Es ist eine ganz besondere Ausstellung im Zerbster "KunstFenster" auf der Breite. Des Inhalts wegen sind eigentlich alle Präsentationen etwas Einmaliges und Besonderes. Die dritte komplett eigene Ausstellung von Stefan Koschitzki fällt zudem auf einen Jahrestag.

Von Helmut Rohm

Zerbst l Montag, der 1. September, an dem Stefan Koschitzki seine aktuelle, nunmehr dritte komplett eigene Ausstellung aufbaut, ist doch eben noch mal "ein wirklich besonderer Tag". Das Zerbster "KunstFenster" gibt es genau vier Jahre. "Jörg Albert, Sabine Brauns, Gerald Götze, Peter Haake, Stefan Koschitzki und Michael Schumacher", zählt Sabine Brauns auf und erinnert an die Gründungsmitglieder, die am 1. September 2010 eine Künstlergemeinschaft bildeten. Anfang des Jahres 2014 ist aus dem mehr zwanglosen Verbund der eingetragene Verein "Kunstfenster Sachsen-Anhalt e. V." geworden. Als Vorsitzender wurde Jörg Albert gewählt. Stefan Koschitzki ist stellvertretender Vorsitzender. Als Kassenwartin ist Sabine Brauns tätig. Neu "dazu gestoßen" als Mitglieder sind inzwischen Giso Kakuschke aus Hagendorf sowie die beiden Bitterfelder Matthias Wrobel und Matthias Brückner.

Im Rückblick auf die vier erfolgreichen Ausstellungsjahre "mit acht bis neun Expositionen pro Jahr von eigenen Mitgliedern jedoch auch befreundeten Künstlern und Künstlergruppen", so Jörg Albert, bedankt sich der Verein bei der Grundstücksgesellschaft Neckmann/Schmidt GbR Zerbst/Pulspforde für die mietfreie Nutzung der für Kunstpräsentationen attraktiven Räume.

So auch für die aktuelle von Stefan Koschitzki, die der darstellende Künstler und Autor "OT - eine Ausstellung ohne Titel" bezeichnet und bis zum 10. Oktober zeigen wird. Der gelernte Koch hat in diesem Jahr eine Ausbildung zum Betreuungsassistenten abgeschlossen. Künstlerisch ist der Roßlauer Autodidakt mit ideenreichen Einfällen und Aktionen. Zu seinen "Erfindungen" gehört die "Bleistift-Fineliner-Technik", mit der er reizvolle Grafiken "produziert".

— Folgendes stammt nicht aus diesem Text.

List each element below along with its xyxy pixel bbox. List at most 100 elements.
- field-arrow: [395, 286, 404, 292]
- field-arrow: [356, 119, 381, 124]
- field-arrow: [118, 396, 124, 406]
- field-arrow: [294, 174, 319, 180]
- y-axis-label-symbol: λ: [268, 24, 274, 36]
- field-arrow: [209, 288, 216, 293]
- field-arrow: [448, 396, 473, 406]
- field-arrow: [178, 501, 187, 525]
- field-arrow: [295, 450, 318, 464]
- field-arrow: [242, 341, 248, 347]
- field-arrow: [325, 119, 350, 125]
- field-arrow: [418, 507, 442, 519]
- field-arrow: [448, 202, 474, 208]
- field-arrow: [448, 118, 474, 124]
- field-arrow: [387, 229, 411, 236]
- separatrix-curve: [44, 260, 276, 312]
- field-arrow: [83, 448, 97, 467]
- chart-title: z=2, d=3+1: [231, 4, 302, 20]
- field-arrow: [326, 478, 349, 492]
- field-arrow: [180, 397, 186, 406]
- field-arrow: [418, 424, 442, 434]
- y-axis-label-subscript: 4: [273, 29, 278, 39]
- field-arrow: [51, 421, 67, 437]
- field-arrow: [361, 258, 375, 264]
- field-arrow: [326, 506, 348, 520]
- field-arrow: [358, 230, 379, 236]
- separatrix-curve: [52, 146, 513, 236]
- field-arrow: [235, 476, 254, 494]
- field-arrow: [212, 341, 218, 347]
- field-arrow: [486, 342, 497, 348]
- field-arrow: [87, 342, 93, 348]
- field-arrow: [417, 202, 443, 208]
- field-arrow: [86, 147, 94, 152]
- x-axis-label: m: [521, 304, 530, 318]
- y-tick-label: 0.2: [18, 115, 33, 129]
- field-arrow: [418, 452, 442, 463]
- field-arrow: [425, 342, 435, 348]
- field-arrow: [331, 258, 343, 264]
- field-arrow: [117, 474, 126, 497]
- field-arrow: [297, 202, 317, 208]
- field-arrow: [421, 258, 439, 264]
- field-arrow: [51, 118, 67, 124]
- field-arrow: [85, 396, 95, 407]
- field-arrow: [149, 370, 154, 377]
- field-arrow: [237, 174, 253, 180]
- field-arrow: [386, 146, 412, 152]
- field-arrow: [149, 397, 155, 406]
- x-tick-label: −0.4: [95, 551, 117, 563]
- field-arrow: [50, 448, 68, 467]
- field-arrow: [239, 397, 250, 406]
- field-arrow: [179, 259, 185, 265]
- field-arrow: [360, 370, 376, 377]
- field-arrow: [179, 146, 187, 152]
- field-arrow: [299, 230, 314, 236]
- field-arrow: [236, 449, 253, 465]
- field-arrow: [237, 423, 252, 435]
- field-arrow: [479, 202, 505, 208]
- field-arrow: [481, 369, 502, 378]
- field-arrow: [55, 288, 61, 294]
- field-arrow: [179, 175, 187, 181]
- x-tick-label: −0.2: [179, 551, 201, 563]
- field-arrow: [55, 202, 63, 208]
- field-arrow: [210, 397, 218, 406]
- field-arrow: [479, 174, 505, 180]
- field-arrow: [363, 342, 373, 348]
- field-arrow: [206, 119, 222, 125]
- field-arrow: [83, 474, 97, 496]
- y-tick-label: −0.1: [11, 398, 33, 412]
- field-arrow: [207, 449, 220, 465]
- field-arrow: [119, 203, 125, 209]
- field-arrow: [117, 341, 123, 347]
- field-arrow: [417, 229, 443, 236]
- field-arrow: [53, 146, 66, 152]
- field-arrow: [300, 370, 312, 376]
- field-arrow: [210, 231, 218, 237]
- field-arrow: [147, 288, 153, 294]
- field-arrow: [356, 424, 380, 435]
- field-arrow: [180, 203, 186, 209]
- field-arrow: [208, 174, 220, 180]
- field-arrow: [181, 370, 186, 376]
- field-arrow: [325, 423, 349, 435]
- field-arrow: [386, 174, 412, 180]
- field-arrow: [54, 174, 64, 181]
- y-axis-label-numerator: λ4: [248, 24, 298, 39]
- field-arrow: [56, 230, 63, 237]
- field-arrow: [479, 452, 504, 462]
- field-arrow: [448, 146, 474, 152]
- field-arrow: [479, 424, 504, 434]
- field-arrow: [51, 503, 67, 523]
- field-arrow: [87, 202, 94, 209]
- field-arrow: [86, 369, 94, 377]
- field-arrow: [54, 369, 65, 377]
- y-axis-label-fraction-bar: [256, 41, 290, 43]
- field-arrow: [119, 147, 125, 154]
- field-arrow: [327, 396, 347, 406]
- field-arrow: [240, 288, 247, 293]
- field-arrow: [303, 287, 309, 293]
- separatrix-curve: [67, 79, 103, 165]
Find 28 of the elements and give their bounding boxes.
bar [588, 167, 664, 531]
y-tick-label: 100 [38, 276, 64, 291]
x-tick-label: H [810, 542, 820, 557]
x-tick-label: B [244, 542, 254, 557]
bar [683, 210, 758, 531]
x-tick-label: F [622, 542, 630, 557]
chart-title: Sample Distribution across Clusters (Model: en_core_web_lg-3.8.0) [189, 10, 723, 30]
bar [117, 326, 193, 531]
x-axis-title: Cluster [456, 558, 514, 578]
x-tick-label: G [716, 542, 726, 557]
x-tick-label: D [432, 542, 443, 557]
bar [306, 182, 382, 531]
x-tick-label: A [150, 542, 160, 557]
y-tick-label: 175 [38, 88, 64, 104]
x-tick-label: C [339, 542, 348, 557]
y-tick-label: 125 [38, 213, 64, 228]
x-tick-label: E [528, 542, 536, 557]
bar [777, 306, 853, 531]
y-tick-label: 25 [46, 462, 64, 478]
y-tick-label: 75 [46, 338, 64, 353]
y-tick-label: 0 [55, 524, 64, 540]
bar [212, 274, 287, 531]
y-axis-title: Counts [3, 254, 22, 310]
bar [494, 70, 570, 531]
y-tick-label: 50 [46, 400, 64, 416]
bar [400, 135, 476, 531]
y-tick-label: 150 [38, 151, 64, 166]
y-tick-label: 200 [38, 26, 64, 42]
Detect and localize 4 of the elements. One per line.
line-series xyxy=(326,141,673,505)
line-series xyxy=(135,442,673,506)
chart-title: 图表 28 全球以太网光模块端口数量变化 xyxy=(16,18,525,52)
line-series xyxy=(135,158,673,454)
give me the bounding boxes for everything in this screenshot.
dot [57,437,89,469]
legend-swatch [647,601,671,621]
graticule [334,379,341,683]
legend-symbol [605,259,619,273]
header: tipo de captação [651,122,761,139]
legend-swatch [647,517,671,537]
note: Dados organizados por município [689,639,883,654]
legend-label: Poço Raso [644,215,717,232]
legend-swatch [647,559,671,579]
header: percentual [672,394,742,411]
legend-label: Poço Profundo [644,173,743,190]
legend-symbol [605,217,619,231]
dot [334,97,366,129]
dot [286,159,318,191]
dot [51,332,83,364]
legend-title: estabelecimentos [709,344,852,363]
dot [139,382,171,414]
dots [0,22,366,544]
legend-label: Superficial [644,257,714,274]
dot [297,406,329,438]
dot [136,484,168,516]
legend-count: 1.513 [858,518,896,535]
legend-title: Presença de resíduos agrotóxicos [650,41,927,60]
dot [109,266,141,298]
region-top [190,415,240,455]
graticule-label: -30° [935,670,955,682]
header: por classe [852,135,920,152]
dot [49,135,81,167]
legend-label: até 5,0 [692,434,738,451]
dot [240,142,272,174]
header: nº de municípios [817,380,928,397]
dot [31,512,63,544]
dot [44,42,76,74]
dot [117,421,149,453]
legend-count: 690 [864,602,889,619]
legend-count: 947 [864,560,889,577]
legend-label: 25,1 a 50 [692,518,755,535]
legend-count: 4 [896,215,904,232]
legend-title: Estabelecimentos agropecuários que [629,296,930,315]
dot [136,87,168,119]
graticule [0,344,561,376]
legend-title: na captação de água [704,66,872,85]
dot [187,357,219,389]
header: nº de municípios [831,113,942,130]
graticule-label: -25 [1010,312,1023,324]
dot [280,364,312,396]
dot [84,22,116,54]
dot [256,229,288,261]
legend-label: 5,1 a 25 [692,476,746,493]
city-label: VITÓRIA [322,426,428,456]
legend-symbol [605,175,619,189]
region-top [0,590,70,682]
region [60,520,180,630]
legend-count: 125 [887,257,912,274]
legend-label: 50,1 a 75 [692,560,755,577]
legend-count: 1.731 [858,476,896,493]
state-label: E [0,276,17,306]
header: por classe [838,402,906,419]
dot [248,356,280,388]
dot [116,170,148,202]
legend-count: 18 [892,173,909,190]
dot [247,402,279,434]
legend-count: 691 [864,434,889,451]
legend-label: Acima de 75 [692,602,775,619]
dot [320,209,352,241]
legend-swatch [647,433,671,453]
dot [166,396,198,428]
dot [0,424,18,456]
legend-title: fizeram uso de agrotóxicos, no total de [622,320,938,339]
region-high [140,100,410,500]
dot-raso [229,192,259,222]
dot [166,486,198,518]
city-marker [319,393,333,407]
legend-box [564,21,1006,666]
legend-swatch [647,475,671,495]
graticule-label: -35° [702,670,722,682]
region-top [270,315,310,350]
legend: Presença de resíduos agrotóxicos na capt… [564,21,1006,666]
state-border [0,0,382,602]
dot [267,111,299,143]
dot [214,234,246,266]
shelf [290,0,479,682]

Im hinteren Ausstellungsbereich des "KunstFensters" werden Acrylarbeiten aus den Jahren 2010/2011 gezeigt, teils mit Mumienporträts als Motiven gezeigt. Im vorderen Teil sind zwölf seiner Grafiken in quadratischen Rahmen aufgestellt, scheinbar namenlos, nur mit Großbuchstaben gekennzeichnet. Damit gestaltet Stefan Koschitzki ein Denk- und Ratespiel - zum Mitmachen und zum Gewinnen für den Betrachter.

Im Schaufenster liegt eine Liste mit seinen "Titelangeboten" mit Nummern aus. "Lassen Sie sich ruhig mal darauf ein. seien Sie intuitiv und kreativ", animiert Stefan Koschitzki zum Mitmachen. Denn es lohne sich: Als Preis für jeden, der alle Titel richtig zuordnet, winke als Preis eine handsignierte Fineliner-Grafik.